The Orange County Board of Commissioners voted unanimously earlier this week to create a special district for the 719 acres that encompass Universal Orlando Resort and ongoing expansions. Taxes and fees collected in that area will fund the district. All of the land is owned by Universal Orlando or the company that owns the Hilton Orlando adjacent to the park.
The special district will reportedly use $174 million in bonds to fund infrastructure, including a planned rail service station that will connect the Orlando airport to an area near the park.
The train is the key part of the deal. Officials are concerned about the influx of traffic to the area with Universal’s upcoming expansion. (Disney also plans to expand its parks.) The new line would also connect to the Orange County Convention Center.
All board positions in the special district will be filled by Universal employees. That’s very different from the Reedy Creek Improvement District, which oversees Walt Disney World and other Disney theme parks in Florida. The board that oversees that area was handed over to DeSantis allies after the state dissolved Reedy Creek’s special status.
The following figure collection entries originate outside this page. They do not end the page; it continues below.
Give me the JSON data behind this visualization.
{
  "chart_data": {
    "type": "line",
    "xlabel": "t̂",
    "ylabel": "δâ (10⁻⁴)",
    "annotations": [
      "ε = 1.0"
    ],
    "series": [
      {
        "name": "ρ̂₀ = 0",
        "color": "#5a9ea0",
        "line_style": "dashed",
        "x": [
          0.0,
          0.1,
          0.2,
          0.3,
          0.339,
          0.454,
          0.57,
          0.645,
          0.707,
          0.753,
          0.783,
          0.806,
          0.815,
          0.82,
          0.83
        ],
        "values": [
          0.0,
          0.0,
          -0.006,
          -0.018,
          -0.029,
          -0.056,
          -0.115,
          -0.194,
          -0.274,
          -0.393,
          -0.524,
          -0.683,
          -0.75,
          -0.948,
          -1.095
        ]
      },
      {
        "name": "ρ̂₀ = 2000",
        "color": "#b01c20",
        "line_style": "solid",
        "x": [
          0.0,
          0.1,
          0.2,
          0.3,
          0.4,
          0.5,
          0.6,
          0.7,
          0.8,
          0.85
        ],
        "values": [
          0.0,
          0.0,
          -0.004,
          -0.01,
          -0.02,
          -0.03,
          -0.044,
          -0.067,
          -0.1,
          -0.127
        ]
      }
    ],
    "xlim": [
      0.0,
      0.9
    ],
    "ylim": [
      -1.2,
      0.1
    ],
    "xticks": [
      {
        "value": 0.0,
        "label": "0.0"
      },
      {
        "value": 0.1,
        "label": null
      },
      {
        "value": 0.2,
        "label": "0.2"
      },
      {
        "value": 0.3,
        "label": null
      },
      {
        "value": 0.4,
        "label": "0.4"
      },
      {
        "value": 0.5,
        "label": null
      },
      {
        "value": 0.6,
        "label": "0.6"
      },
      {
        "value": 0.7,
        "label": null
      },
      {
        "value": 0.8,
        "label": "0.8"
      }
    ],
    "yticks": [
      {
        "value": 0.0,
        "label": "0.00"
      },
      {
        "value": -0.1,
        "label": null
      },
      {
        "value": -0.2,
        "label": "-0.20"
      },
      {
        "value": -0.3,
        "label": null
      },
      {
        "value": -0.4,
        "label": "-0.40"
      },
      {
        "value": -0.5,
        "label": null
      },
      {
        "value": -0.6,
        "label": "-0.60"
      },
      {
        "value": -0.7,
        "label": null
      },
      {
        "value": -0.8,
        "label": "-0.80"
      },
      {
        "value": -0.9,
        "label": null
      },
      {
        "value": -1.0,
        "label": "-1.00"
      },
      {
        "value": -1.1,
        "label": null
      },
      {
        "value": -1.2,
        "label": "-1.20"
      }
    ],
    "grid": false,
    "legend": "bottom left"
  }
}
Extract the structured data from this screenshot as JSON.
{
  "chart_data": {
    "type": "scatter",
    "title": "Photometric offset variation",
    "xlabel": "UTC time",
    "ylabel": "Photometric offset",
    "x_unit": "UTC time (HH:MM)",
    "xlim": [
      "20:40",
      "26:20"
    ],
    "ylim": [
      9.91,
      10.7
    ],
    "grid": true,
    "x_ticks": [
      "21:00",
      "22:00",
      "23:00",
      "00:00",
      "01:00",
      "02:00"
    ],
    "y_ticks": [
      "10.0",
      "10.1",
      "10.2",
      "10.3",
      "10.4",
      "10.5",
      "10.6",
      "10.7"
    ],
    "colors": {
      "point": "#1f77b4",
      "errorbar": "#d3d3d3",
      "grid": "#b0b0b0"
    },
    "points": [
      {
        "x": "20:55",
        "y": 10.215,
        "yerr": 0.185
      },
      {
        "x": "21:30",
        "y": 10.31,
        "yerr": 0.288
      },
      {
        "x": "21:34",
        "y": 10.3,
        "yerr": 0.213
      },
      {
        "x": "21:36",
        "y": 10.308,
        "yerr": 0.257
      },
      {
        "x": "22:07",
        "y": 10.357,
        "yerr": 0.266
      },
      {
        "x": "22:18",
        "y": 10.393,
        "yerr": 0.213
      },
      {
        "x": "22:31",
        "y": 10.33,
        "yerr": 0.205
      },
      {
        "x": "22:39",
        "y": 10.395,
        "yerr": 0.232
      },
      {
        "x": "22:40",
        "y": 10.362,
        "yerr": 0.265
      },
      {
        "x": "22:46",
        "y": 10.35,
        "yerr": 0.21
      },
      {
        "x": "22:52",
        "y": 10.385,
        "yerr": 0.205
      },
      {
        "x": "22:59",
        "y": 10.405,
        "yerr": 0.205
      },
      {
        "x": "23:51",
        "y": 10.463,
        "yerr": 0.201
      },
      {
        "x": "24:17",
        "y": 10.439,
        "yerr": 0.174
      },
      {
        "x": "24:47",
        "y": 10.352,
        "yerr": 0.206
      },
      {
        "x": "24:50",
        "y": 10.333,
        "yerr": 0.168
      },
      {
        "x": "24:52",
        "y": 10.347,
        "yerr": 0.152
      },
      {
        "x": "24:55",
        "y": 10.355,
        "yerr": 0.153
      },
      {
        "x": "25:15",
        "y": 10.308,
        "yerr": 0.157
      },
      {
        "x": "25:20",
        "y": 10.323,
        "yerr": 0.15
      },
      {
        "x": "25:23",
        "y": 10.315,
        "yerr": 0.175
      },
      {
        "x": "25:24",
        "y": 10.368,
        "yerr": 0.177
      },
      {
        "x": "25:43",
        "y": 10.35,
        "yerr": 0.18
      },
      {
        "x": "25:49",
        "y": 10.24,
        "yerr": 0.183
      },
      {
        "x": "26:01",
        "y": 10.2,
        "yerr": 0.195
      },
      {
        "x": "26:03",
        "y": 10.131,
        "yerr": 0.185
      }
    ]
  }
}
That could add a new twist to the ongoing legal battle between Disney DeSantis. The entertainment giant has alleged that the governor’s actions were retaliation against Disney because the company exercised its First Amendment rights by opposing the state’s “Don’t Say Gay” law.
“A targeted campaign of government retaliation, orchestrated at every turn by Governor DeSantis as punishment for Disney’s protected speech, now threatens Disney’s business operations, jeopardizes its economic future in the region, and violates its constitutional rights,” it said. Disney.
In September, the company narrowed the lawsuit to just a free speech claim, alleging a “weaponization of government.”